BOP problems are monetary phenomena in this world, and countries could not run perpetual deficits since they could not inflate a gold backed currency. Instead, the deficit running country would eventually run out of reserves. Domestic prices would become cheap and foreigners would buy domestic goods, and the exports would bring in currency until the system reached equilibrium again.
A domestic credit adjustment by the central bank would be used to equilibrate the BOP. Barring this, an increase in domestic income, which would strengthen the currency, would improve the BOP with domestic credit unchanged.
Regardless of the forces acting on the BOP, Gresham’s Law is always at work under fixed exchange rates and a currency managed by a central bank. People will always seek to unload overvalued currency and buy undervalued currency.
According to the MABOP analysis of currency crises, budget deficits contribute to inflation since it is known they will eventually be monetized. Devaluations of a currency do not keep pace with inflation, leading to overvalued exchange rates. Exports fall while imports rise, leading to a trade deficit and capital flight. Governments must borrow to finance the balance of payments deficit, which leads to high interest payments. Each step of the cycle makes the next step worse and the cycle is perpetuated until the government capitulates.

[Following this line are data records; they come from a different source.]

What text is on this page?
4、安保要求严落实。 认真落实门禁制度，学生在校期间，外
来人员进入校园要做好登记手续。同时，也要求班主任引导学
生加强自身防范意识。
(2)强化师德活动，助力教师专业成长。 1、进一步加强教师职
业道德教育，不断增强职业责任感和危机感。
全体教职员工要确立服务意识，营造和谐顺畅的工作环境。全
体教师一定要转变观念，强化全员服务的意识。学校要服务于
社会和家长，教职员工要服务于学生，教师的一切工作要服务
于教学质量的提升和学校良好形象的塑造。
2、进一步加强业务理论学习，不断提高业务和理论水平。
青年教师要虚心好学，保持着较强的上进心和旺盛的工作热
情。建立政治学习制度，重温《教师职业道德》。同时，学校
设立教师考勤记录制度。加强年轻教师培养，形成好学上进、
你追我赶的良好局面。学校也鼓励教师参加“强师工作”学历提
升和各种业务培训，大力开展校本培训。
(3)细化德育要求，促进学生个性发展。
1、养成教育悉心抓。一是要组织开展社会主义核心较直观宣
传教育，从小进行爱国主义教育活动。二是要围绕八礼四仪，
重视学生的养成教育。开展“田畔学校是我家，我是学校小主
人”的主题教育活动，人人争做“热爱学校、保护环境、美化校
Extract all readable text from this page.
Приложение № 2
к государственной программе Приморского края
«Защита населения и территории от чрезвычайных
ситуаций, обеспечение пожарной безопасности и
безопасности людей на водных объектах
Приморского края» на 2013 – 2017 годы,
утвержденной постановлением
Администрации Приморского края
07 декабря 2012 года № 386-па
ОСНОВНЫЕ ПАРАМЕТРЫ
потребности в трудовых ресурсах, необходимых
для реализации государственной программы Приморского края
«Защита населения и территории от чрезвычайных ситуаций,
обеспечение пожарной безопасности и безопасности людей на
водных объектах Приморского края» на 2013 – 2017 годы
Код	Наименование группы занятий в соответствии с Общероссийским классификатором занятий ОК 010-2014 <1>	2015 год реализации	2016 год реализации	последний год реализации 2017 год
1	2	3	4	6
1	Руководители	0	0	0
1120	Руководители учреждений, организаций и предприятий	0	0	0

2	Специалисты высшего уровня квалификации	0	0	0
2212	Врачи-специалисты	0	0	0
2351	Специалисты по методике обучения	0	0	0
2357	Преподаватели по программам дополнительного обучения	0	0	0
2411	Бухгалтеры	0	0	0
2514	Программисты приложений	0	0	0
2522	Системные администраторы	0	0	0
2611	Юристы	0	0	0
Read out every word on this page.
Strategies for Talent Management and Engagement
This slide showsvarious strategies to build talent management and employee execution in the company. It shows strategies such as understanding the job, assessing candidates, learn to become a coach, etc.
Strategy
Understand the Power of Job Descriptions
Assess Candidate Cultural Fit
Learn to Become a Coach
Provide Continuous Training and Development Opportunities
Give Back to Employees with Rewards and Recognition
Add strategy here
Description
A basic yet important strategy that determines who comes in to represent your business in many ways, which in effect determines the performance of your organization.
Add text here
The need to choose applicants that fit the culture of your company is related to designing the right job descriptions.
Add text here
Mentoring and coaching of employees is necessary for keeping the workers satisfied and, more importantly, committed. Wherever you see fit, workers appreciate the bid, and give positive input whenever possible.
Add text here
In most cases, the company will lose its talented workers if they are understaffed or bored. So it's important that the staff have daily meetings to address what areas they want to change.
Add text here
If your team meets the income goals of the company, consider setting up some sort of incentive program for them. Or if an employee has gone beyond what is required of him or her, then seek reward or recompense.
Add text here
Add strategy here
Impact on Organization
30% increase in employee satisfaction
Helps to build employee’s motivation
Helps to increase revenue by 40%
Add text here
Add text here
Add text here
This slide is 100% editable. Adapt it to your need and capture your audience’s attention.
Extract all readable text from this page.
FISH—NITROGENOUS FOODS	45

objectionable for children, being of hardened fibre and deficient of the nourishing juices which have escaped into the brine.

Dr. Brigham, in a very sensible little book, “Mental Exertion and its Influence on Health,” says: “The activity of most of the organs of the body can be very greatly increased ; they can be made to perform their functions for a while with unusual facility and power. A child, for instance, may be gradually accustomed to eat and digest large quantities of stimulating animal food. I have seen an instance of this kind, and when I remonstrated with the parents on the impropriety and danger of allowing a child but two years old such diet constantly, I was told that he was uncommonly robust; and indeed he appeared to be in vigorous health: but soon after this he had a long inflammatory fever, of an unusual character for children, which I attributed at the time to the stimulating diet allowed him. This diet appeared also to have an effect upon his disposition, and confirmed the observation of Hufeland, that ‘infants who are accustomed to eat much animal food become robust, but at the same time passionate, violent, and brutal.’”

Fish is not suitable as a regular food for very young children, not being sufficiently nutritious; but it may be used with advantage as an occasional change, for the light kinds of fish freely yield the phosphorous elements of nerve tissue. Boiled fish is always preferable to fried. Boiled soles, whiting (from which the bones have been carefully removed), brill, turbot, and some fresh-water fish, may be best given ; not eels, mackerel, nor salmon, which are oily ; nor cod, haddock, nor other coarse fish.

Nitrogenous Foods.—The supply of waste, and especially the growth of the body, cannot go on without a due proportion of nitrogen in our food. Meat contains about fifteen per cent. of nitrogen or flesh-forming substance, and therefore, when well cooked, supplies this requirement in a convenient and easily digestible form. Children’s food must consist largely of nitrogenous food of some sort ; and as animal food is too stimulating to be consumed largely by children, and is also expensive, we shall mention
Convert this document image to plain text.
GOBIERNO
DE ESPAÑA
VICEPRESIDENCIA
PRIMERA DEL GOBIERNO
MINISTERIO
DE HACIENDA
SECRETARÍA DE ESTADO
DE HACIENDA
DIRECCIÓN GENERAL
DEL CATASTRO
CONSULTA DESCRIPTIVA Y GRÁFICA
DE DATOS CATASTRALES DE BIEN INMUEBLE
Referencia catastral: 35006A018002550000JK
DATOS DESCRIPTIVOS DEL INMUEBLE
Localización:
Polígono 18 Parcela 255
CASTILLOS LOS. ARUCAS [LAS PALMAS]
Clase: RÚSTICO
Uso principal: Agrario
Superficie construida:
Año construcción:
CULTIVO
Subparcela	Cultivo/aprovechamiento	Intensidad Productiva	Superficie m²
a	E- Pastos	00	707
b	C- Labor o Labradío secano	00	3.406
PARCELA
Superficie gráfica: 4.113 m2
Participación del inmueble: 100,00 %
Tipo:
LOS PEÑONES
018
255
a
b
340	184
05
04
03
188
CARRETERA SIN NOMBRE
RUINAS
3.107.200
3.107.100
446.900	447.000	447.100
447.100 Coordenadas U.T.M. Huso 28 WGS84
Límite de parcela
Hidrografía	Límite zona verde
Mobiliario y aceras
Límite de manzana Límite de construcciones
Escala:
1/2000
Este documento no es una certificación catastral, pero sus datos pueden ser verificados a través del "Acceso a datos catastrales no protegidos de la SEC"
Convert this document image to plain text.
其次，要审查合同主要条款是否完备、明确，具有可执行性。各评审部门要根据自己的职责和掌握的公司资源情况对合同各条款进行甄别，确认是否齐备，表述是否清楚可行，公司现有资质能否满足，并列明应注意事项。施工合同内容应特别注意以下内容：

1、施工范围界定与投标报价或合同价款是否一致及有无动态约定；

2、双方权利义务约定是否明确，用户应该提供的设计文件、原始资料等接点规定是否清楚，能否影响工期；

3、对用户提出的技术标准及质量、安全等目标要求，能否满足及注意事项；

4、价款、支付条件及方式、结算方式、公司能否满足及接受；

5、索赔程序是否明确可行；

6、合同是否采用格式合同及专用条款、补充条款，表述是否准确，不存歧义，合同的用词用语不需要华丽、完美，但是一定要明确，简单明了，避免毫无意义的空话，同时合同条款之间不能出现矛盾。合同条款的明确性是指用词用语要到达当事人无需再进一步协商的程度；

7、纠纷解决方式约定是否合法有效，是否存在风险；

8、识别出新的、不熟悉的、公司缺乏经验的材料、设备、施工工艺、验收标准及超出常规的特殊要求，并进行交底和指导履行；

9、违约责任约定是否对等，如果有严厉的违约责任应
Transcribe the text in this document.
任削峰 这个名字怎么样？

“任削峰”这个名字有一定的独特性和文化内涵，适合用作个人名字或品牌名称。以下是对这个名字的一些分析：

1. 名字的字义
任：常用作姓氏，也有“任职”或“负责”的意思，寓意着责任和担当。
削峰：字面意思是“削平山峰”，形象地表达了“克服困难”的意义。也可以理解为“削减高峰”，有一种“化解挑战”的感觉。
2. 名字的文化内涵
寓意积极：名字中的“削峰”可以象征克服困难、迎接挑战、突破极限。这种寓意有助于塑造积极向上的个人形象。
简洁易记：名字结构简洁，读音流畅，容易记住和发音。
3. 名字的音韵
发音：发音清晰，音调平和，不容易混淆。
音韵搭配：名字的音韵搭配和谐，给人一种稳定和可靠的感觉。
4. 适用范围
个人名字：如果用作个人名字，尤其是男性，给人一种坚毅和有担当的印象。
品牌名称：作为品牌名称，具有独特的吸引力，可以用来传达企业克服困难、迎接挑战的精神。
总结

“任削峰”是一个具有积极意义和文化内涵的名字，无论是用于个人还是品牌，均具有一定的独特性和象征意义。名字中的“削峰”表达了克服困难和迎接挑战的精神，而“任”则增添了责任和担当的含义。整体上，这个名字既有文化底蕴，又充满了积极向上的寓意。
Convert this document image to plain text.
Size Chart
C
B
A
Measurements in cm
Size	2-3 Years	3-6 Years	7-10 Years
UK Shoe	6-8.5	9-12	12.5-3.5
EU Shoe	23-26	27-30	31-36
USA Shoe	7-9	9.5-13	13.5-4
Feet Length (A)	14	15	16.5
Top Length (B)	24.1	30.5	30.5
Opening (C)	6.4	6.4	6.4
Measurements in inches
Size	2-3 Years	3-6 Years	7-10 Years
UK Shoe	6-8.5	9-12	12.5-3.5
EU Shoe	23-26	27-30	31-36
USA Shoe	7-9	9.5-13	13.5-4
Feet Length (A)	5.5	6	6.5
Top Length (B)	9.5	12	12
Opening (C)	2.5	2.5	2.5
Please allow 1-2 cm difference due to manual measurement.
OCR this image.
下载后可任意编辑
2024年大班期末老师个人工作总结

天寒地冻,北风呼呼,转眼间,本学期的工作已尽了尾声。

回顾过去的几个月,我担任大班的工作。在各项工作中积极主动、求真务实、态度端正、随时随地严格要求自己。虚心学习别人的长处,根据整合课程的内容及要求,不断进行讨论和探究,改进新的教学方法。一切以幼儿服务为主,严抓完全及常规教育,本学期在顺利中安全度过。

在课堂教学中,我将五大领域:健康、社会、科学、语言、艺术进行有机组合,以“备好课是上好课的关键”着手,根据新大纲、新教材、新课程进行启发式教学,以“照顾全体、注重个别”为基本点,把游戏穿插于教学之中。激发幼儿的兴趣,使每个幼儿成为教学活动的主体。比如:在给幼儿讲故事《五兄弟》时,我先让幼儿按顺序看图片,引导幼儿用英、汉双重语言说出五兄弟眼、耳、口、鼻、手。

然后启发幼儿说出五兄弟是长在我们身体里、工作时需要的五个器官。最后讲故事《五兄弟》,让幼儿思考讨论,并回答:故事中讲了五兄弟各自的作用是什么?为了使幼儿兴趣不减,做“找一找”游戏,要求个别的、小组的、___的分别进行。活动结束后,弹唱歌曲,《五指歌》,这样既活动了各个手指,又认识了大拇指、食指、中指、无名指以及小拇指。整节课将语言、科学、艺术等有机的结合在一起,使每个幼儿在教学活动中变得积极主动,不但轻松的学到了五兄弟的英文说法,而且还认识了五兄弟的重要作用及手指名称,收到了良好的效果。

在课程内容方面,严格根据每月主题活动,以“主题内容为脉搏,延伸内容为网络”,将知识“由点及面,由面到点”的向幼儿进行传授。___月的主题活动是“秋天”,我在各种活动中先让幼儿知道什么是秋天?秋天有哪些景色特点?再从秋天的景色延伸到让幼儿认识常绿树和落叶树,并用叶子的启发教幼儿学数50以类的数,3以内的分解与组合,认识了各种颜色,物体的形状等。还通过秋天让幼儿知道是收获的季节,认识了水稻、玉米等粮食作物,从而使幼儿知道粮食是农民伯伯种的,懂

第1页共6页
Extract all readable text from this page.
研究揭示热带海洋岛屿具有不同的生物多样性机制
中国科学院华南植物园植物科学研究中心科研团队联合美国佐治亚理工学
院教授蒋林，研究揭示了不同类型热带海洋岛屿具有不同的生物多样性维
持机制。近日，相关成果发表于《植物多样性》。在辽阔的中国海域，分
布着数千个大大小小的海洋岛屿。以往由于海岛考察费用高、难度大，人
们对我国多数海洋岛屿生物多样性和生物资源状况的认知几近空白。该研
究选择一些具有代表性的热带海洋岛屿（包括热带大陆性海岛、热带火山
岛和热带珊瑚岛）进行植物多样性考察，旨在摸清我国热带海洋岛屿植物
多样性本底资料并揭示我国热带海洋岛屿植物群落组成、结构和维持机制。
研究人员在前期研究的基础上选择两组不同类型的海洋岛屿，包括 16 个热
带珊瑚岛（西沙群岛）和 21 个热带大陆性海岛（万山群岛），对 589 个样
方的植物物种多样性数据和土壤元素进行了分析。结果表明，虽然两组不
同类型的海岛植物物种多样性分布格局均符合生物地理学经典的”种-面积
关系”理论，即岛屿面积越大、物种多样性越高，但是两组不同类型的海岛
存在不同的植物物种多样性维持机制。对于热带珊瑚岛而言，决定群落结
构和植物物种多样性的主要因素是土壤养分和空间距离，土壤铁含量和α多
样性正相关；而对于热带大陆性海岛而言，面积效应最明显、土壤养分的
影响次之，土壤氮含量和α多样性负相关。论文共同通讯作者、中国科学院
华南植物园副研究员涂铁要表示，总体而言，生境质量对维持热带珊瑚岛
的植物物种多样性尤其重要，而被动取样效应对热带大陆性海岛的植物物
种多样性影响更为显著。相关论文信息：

It can be seen that in an international commodity money system, such as the gold standard, governments would not have to worry about the supply of money, or conversely they would not be able to manipulate the supply of money. In this case each individual’s money holdings is based on his marginal utility of money and flows between countries are no more important than flows between cities or individuals. Under fiat systems too the analysis must begin with the individual’s demand for money (methodological individualism versus aggregate analysis) to avoid the problems associated with the abstraction of the country.